Marcelo Neri: até 2014 mais 12 milhões de pessoas ascenderão para a classe C

Matéria do Exame.com.

Apesar da desaceleração da economia, pesquisador da FGV Marcelo Neri reafirma projeção de que a classe C terá mais 12 milhões de pessoas até 2014
Keila Cândido

São Paulo - A expansão da classe média brasileira segue robusta, conforme dados apurados até junho, afirma o economista e coordenador do Centro Políticas Sociais (CPS) da Fundação Getúlio Vargas (FGV), Marcelo Neri. Em debate na 22ª Bienal do Livro, em São Paulo, ele reafirmou a projeção de que mais 12 milhões de pessoas ascenderão para esse segmento até 2014. Nas classes A e B, o número de entrantes chegará a 7,7 milhões. Neri não arrisca dizer, contudo, como será o comportamento dessas classes sociais de 2015 em diante. Entre 2003 e 2011, a nova classe média – que tem renda familiar de 1.700 reais – incorporou 40 milhões de pessoas.
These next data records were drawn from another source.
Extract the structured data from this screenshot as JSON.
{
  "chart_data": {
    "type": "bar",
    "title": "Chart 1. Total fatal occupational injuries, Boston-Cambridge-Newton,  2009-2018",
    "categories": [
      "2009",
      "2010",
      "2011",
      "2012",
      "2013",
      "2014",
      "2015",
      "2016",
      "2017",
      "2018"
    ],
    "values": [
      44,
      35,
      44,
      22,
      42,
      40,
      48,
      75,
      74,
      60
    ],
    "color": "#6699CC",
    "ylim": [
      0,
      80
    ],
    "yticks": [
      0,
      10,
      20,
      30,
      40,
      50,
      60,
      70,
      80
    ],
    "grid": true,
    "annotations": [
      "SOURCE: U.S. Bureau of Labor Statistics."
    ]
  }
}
Para Neri, foi a nova classe média que estabilizou a economia brasileira e fez crescer o Produto Interno Brunto (PIB) nos últimos anos em que tônica foi a crise internacional. “A classe média é o amortecedor interno da economia. Se ela quebrar, não sabemos para onde vai o país”, disse. O economista, autor do livro “A Nova Classe Média - O Lado Brilhante da Base da Pirâmide”, participou nesta quinta-feira de debate sobre o assunto.

Dos arquivos do blog:


2014 – Após a renda do brasileiro ter aumentado nos últimos anos, na esteira do crescimento econômico, o pesquisador não se arrisca a dizer como será sua evolução num intervalo de tempo mais extenso, a partir de 2014. “Estamos em um momento de pleno emprego, mas é arriscado dizer qual será a renda real das famílias da nova classe média”, disse.

Para Neri, por ora, não há sinal de que haverá reversão da ascensão social dos mais pobres. A classe média, aliás, ganhou força, segundo dados apurados até junho. De acordo com o economista, o mercado de trabalho faz mais diferença para o consumo destas pessoas do que o acesso crédito. “O que importa para elas é trabalhar e ter dinheiro no bolso para consumir”, explicou.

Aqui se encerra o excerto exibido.